Archaeologists are celebrating the recovery of an 11,500-year-old skull from the burned rubble of the National Museum of Brazil following a devastating fire on September 2. The skull belongs to a woman, now nicknamed Luzia, who died in a cave in southeastern Brazil early in the history of the settling of the Americas.
An early American
According to radiocarbon dating done in 2013, Luzia died sometime between 11,243 and 11,710 years ago, which places her bones among the oldest evidence we have of the early population of the Americas. When archaeologists retrieved the charred, cracked pieces of skull and femur from the remains of the museum’s first floor earlier this week, they salvaged a rare and vital source of information about how humans spread through the Americas.
Although archaeologists also found flint tools at the site, Luzia herself had been left alone in the cave with no other human remains nearby. That suggests an unexpected death, perhaps in an accident or an encounter with large Pleistocene wildlife. And at just under 1.5 m (5 ft) tall, Luzia certainly wouldn’t have been much of a match for a saber-toothed cat.
The September fire did what a presumably swift death and nearly 12,000 years of burial couldn’t do. The heat melted the glue holding the fragments of Luzia’s skull together, and it cracked and damaged some of the pieces. But museum staff members say the ancient skull is still in better condition than they expected, especially since they hadn’t really expected to find it at all. They hope to be able to put the pieces together again someday.
Always make backups
The fire and the subsequent recovery of Luzia’s skull and partial femur, however, have raised questions about how to preserve ancient remains in museum collections, or at least the information they contain. Buildings and physical specimens are terrifyingly vulnerable to loss, and that’s why many museums around the world have started digitizing as much of their collections as possible with photography and 3D scans. Graduate students at the Federal University of Rio de Janeiro, working in a lab at Brazil’s National Institute of Technology, started making 3D scans of the museum’s artifacts and specimens in 2005, with exactly this kind of disaster in mind.
But 3D scanning can be an expensive, time-consuming process, and by the time of the fire, only about 300 pieces of the museum’s collection of 20 million items had been scanned. This included most of the Egyptian artifact collection and Luzia’s skull but not the rest of her skeleton. A more traditional cast of the skull also resides at the US National Museum of Natural History in Washington, DC.
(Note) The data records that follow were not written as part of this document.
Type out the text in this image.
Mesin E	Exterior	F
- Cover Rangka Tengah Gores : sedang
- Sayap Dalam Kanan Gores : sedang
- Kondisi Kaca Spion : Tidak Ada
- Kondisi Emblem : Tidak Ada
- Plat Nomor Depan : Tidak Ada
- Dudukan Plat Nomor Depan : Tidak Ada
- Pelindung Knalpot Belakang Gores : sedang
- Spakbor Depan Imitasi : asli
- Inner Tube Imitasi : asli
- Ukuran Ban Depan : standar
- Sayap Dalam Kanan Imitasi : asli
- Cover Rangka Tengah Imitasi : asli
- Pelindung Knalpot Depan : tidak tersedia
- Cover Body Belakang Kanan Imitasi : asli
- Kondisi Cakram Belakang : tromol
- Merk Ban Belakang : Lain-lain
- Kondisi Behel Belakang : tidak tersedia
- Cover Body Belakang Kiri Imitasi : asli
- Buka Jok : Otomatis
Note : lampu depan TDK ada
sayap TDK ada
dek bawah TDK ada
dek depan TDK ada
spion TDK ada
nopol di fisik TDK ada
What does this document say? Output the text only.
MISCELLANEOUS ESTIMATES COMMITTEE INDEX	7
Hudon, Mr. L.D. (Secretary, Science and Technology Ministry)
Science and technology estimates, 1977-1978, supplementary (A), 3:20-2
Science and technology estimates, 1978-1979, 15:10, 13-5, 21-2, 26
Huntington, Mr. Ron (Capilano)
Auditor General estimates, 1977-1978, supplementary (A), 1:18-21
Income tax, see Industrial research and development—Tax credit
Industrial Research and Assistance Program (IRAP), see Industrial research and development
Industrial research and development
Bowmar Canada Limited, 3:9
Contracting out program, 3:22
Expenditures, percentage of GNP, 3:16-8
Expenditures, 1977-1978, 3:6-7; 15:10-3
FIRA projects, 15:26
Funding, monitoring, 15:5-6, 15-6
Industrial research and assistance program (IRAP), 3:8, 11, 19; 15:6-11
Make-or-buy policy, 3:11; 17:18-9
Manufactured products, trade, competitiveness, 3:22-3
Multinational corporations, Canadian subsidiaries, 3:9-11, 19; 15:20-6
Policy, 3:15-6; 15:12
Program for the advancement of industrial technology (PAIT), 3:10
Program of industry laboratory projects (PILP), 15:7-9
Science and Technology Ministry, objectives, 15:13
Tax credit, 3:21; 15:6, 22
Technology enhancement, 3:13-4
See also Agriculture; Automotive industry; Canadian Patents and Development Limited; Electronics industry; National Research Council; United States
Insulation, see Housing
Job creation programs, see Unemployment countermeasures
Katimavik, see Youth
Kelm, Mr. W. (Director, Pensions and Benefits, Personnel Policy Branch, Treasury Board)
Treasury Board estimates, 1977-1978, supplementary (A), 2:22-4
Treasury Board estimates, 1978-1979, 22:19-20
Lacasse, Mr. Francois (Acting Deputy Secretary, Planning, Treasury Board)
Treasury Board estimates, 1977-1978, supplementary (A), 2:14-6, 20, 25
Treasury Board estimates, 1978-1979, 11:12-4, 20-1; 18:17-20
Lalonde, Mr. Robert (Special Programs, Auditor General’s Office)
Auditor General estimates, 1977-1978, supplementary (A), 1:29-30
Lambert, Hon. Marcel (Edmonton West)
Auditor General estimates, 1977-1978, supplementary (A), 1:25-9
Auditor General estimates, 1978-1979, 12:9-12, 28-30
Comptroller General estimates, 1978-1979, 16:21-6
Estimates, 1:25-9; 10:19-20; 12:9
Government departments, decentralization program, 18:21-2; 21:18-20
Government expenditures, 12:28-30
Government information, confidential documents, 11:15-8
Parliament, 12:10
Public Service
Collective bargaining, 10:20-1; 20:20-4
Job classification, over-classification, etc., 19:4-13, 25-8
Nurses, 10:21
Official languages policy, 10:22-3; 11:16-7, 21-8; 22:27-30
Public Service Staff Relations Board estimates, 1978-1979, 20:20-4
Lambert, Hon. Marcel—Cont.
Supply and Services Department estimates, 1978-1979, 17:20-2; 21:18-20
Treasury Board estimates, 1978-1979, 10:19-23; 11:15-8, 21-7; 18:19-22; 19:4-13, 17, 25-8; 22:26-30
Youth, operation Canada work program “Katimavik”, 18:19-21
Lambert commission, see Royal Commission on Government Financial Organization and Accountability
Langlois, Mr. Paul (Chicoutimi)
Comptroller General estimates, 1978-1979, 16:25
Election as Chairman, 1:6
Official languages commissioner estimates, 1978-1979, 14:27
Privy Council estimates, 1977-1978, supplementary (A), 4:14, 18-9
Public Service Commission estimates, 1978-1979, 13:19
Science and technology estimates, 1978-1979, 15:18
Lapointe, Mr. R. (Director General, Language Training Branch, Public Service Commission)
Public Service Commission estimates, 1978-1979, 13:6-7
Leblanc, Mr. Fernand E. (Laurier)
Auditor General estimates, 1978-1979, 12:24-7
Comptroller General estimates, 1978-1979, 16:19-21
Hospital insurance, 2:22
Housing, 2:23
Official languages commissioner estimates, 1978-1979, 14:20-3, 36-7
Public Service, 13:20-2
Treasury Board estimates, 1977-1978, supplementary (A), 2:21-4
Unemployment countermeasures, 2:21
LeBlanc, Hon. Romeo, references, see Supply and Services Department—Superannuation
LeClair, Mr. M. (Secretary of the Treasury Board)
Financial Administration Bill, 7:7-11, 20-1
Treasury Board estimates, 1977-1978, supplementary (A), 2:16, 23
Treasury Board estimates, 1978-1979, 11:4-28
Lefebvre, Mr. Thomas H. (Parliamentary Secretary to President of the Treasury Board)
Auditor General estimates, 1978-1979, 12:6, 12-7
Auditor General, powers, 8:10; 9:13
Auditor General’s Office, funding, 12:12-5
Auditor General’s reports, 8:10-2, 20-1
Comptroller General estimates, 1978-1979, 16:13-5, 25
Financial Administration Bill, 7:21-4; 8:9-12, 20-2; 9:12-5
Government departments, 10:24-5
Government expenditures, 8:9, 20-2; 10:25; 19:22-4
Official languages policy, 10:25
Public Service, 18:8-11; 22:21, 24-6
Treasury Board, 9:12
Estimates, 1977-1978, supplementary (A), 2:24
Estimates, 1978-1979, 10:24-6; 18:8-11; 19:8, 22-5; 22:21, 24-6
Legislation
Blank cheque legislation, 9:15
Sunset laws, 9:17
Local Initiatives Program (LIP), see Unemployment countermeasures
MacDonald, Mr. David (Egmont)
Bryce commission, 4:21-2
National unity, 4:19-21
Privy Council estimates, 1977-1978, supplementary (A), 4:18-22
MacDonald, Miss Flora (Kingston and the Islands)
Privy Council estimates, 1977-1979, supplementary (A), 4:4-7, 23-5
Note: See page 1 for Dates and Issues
Scans and casts can preserve much of a skeleton’s story, but some chapters are written only in the bone itself. “It’s great that most of Luzia was recovered, but I fear that the fire may have irreparably damaged its surviving DNA,” tweeted Harvard paleogeneticist Iosif Lazaridis on Monday. “A reminder of how crucial it is to sample ASAP, rather than ‘save’ such samples for the future—time is the great destroyer.”
Ancient DNA analysis, like radiocarbon dating and isotopic analysis, requires researchers to remove a sample of bone. That’s a controversial idea for many paleoanthropologists who say that destructive sampling methods damage specimens that should be preserved for future study. Many indigenous groups also say it’s disrespectful to the people whose remains are being studied.
“Actually, most destruction of ancient human specimens I’ve seen in museums worldwide has been perpetrated by scientists who claimed that ‘now is the time to apply my new method,’ responded University of Wisconsin paleoanthropologist John Hawks in a tweet on Monday.
Rising from the ashes
No studies of Luzia’s DNA are planned for the near future; in fact, the museum doesn’t plan to reassemble the broken pieces of her skull just yet. There’s much more work ahead of the museum staff. At the moment, staff members can only venture inside the burned-out building alongside Brazilian federal investigators and the construction teams working to reinforce the walls so a full-scale damage assessment and recovery process can start in 2019. So far, they’ve managed to recover a few priceless items from the piles of rubble cleared away to make room for wall anchors—Luzia’s partial remains are among the first, along with a 4.5 billion-year-old meteorite.
The finds offer hope that more artifacts and specimens, currently believed destroyed, may yet emerge from the rubble. But many more items, accounting for perhaps as much as 90 percent of the museum’s 20-million-item collection, have no doubt been lost forever. Luzia’s skull and the meteorite were lucky finds; both items had been stored in metal cases on the museum’s first floor, which burned but didn’t fully collapse. The third floor, where most of the anthropological collection resided, collapsed completely in the fire, and museum staff won’t get to comb through the debris until sometime next year.